Por mais inexperientes que possam ser alguns membros do cenário político nacional, todos contam com assessorias jurídicas de prestígio para auxiliá-los no cumprimento correto das suas atribuições públicas. De modo que me parece estranho tantas decisões equivocadas e, visivelmente, inconstitucionais sendo tomadas amiúde, a fim de gerar tamanha discussão que se torna necessária a arbitragem pelas altas cortes do país.

Assim, os assuntos que têm chegado aos plenários da Justiça não dizem respeito somente as grandes e complexas questões judiciais; mas, sobre todo e qualquer rol de litígios, os quais não precisariam de apelação se tudo fosse cumprido dentro dos ritos, conforme os códigos e doutrinas já manifestam. Para encontrar essa “corrida aos tribunais”, basta correr os olhos sobre as notícias do dia, apresentadas nos veículos de comunicação. Aqui e ali há sempre um, ou mais indivíduos, manifestando seu direito constitucional em dirimir problemas por meio da provocação ao Judiciário; pois é, assim, que a corte toma conhecimento dos fatos.

Acontece que essa aparente “normalidade” cidadã esconde um “pulo do gato” importantíssimo. Caso o resultado não satisfaça aos interesses do requerente, é sobre o colo da Justiça que ele lança a responsabilidade de fazer ou não fazer determinada coisa.

Sim, porque é muito fácil para o requerente, na hora de um resultado que não lhe agrada, omitir que ao buscar o trabalho técnico-científico do Judiciário esperava, justamente, uma decisão isenta.

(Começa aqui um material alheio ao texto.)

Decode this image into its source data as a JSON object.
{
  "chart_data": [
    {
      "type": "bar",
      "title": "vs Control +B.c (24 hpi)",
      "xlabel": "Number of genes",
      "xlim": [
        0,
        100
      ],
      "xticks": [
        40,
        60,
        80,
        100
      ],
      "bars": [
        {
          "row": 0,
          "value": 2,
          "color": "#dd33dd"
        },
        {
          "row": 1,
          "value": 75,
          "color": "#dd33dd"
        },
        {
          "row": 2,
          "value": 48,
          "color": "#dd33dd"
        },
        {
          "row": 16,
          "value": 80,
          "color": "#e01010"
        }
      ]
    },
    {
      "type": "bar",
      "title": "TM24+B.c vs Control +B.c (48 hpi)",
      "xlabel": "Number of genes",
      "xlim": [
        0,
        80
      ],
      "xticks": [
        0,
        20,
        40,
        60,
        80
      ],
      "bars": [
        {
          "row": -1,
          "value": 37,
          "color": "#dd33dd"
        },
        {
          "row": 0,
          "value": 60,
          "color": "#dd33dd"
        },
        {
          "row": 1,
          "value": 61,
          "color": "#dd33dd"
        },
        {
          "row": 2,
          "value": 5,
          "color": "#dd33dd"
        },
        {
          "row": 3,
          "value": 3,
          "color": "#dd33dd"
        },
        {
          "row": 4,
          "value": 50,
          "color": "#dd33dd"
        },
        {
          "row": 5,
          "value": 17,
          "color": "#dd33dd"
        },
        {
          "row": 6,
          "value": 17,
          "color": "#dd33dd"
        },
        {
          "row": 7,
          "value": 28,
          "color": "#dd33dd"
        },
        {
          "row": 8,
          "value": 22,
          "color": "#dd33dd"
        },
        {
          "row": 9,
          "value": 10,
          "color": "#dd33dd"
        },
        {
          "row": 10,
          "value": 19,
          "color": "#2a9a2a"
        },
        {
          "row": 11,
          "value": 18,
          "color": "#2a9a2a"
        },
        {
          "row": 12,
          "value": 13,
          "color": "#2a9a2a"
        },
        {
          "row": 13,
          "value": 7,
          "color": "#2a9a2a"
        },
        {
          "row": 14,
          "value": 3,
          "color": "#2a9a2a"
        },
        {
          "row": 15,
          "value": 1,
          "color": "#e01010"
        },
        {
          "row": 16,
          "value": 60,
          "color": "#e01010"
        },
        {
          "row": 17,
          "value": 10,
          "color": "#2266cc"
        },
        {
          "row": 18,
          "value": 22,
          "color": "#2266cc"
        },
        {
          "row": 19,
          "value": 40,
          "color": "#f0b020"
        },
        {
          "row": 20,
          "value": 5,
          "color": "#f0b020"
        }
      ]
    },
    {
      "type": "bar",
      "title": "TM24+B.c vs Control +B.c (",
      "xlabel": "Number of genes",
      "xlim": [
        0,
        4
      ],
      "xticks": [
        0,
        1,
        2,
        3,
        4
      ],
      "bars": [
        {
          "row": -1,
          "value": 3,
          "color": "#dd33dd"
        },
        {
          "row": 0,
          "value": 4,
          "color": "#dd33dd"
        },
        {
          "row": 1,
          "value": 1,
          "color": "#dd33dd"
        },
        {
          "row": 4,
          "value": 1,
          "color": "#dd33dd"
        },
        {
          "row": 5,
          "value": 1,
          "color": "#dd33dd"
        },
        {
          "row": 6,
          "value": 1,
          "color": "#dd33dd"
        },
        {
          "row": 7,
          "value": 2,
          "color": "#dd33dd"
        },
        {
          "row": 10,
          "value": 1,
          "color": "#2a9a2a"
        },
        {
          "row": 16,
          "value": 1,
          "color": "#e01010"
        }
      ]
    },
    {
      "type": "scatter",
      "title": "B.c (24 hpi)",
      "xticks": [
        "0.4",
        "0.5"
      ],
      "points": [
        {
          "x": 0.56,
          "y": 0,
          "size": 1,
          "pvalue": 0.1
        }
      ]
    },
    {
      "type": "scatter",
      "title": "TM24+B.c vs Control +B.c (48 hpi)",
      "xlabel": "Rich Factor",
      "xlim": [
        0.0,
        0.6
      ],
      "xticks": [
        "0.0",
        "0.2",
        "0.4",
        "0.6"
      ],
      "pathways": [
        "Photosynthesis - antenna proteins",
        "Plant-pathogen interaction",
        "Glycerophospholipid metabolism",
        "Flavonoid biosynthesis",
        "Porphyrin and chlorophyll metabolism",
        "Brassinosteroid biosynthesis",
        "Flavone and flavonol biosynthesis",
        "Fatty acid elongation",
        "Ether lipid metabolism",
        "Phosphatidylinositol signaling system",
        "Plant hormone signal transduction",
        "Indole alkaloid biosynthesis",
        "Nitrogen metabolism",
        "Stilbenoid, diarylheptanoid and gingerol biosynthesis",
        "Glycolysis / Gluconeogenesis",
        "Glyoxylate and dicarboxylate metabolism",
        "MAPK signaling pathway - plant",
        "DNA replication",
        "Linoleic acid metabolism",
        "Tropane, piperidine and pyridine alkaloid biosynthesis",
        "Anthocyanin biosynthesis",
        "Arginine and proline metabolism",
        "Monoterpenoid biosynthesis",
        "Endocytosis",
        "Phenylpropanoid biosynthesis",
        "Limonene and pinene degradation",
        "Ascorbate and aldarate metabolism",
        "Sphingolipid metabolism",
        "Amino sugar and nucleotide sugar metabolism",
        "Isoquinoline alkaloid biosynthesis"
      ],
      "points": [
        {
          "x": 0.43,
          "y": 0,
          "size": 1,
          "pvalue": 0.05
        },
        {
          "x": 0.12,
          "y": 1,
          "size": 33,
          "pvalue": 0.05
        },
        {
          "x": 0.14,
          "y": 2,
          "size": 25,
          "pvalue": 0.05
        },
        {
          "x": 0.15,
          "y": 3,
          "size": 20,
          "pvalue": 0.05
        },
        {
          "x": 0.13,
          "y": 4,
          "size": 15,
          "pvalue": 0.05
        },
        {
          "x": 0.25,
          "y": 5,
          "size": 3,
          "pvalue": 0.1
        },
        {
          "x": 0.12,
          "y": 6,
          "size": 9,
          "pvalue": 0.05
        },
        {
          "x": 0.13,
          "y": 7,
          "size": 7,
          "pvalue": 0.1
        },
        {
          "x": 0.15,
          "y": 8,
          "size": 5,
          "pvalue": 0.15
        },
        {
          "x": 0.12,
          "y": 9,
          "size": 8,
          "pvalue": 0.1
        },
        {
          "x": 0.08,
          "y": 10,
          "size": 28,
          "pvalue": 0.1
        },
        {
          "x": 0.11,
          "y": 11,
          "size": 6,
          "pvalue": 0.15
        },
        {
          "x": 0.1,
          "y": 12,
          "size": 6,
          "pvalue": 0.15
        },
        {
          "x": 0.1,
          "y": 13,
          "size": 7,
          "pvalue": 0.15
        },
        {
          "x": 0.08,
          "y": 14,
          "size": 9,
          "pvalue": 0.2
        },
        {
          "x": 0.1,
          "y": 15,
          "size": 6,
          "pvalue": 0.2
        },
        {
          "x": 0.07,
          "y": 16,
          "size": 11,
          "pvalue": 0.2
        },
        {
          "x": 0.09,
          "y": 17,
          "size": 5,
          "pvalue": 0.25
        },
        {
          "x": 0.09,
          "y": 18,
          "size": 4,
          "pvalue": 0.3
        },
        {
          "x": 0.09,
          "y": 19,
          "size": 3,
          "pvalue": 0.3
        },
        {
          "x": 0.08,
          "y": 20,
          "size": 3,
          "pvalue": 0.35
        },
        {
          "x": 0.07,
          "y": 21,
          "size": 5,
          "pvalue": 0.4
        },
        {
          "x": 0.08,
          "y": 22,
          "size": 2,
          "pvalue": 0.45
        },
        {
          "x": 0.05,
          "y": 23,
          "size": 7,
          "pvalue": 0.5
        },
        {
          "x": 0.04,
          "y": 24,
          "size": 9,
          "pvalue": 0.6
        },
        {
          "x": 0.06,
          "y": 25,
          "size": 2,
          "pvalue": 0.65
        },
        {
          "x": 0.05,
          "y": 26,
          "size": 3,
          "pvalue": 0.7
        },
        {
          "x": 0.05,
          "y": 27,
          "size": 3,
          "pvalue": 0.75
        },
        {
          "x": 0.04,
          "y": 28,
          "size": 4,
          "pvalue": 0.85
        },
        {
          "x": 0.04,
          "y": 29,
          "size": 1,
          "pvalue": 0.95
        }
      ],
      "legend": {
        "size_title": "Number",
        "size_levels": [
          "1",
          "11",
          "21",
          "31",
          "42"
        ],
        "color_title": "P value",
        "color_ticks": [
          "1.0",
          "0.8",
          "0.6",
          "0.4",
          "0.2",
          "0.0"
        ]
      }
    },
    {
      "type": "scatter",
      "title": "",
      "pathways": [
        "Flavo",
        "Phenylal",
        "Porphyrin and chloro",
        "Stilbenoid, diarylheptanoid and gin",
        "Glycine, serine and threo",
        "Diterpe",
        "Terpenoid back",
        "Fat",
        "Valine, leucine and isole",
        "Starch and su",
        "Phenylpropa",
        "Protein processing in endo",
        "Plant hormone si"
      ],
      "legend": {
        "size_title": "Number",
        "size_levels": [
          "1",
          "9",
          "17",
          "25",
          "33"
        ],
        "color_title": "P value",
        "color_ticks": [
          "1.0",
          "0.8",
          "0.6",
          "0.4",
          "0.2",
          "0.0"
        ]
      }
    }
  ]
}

Por conta de inúmeras decisões com desfecho contrário ao requerente é que as cortes brasileiras; sobretudo, o STF, têm convivido com manifestações de insatisfação popular constante, fomentada por diversos membros da classe política e sociedade civil.

Essas pessoas não se constrangem em prometer “mundos e fundos”, reconhecendo muito bem as impossibilidades jurídicas e orçamentárias da maioria de seus projetos; mas, o fazem mesmo assim, para que possam ser levados e questionados junto à Justiça, e depois, dependendo do resultado, poderem se abster da responsabilidade de “não fazer”.

Ora, em tempos contemporâneos, repletos de notícias enviesadas, de Fake News, tendo em vista que uma gigantesca parcela da população brasileira dispõe de um raso conhecimento sobre leis e sobre a dinâmica das estruturas dos Poderes da República, tona-se fácil criar uma indisposição entre ela e a Justiça.

Como a população, de um modo geral, tem mostrado pouco interesse para analisar e refletir em busca dos fatos em si, isso vai se transformando em uma bola de neve, que cria prejuízos diversos as instâncias do Judiciário, enquanto beneficia os campos do Legislativo e do Executivo. Afinal, o ser contemporâneo não quer limites, não quer regras, não quer leis, ... quer tudo a tempo e a hora de suas vontades, segundo suas mais intempestivas idealizações.

Então, a síntese desse processo deturpado, da existência democrática e republicana nacional, nada mais é do que um recorte do cotidiano de cada esquina, onde milhares de pessoas querem viver e ganhar sem precisar se responsabilizar por nada e nem por ninguém.  

Aí, quando a vida aperta, a situação fica difícil, os mesmos que insultam e contestam, sem fundamentos e por vias errôneas, à Justiça, recorrem a ela como a única solução. Relembrando Cazuza, “[...]Digo “alô” ao inimigo / Encontro um abrigo / No peito meu traidor / Faz parte do meus show [...]”2.